"Mattia aveva il sorriso negli occhi". Il ricordo di mamma Erica. "Ritornava felice tra le sue montagne. Aveva un bel carattere ed era benvoluto da tutti"
"Quando tornava a casa, era sempre pronto ad aiutarmi in albergo o a supportare papà Fabio e nonno Anselmo, nella stalla. Ritornava tra le sue montagne, indossando orgoglioso i calzini preparati dalla nonna Delia e incontrando i tanti zii e cugini della nostra numerosa famiglia. Alle superiori scelse l’orienteering come suo sport principale, assieme all’amico di sempre Riccardo Scalet. All’università ha trovato Jessica, sua compagna di vita. Ingegnere ed atleta nazionale di orienteering come lui. Una coppia in simbiosi"

PRIMIERO SAN MARTINO DI CASTROZZA. "Aveva il sorriso negli occhi".
Mattia Debertolis era un ragazzo che amava ogni sport, ne aveva praticati tantissimi e, alla fine, aveva scelto il primo amore: l'orienteering. Era benvoluto da tutti e legatissimo alla sua terra, il Primiero. Appena poteva vi faceva rientro da Stoccolma, dove attualmente viveva e svolgeva il dottorato dopo la laurea magistrale in ingegneria civile conseguita proprio nella capitale svedese.
Era felice di quello che faceva, sia nella vita di tutti i giorni, che in ambito sportivo, dove aveva raggiunto il massimo a cui un atleta può ambire: la maglia azzurra, che ha indossato con grande orgoglio e senso di responsabilità sino all'ultima gara.
Erica Zagonel è la mamma di Mattia e ha affidato al sito ufficiale della Fiso il suo ricordo del figlio. E' rientrata nella mattinata di oggi, mercoledì 13 agosto, dalla Cina, dove ha fatto in tempo a salutare Mattia, che venerdì scorso ha accusato un malore durante la prova "Middle" dei World Games, disputatasi con 43 gradi.

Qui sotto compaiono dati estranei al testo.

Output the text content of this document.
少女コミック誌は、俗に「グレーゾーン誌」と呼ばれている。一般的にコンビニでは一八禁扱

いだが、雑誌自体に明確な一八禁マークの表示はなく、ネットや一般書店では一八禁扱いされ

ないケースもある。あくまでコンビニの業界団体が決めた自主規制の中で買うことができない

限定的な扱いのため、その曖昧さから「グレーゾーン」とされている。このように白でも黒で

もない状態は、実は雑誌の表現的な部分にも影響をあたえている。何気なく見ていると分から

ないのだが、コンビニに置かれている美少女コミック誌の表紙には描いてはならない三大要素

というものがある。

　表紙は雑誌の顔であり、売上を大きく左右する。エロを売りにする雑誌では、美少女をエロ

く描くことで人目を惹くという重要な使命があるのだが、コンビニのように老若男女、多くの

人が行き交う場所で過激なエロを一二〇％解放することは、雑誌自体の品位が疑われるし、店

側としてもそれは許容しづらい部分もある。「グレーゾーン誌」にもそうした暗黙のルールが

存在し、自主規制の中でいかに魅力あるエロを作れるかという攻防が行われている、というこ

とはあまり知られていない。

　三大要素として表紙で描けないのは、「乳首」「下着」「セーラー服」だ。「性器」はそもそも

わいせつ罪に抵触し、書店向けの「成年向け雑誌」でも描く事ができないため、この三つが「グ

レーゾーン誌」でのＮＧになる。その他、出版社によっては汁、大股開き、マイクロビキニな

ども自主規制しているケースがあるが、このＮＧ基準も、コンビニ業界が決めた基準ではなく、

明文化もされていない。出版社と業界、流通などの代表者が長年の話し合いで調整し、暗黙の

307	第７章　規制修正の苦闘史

"Me lo ricordo per il sorriso dei suoi occhi, sempre felice - scrive mamma Erica -. Fin da piccolo amava qualsiasi sport. Alle elementari è stato introdotto all’orienteering grazie al maestro Renzo De Paoli, il quale insegnava geografia all’aperto attraverso mappa e bussola. Molti suoi scolari si sono appassionati all’Orienteering grazie a questo metodo. Mattia ha praticato sci nordico come fanno tutti i Debertolis della valle. Si è dedicato anche alla discesa, con il fratello Nicolò, grazie al nonno Rinaldo Zagonel, maestro di sci e guida alpina e allo zio Piero Zagonel, anche lui maestro di sci, che li portava a praticare il fuori pista. Con l’Us Primiero, oltre l'Orienteering, ha giocato a calcio. Insomma, in qualsiasi sport lui era bravo. Ci metteva passione, come a scuola. Bravo studente, mai un problema, fino a conseguire la laura in Ingegneria Civile a Trento, la Magistrale a Stoccolma, fino a vincere il dottorato nella Capitale svedese con un contratto di 5 anni, dove viveva abitualmente. Un bel carattere, era benvoluto da tutti. Quando tornava a casa, era sempre pronto ad aiutarmi in albergo o a supportare papà Fabio e nonno Anselmo, nella stalla. Ritornava tra le sue montagne, indossando orgoglioso i calzini preparati dalla nonna Delia e incontrando i tanti zii e cugini della nostra numerosa famiglia. Alle superiori scelse l’orienteering come suo sport principale, assieme all’amico di sempre Riccardo Scalet. All’università ha trovato Jessica, sua compagna di vita. Ingegnere ed atleta nazionale di orienteering come lui. Una coppia in simbiosi. Assieme hanno raggiunto risultati di altissimo livello. Era determinato a raggiungere i massimi livelli mondiali, per questo negli ultimi due anni si era trasferito al PWT Italia. Lo ricordo felice delle sue scelte di vita, sportive e professionali".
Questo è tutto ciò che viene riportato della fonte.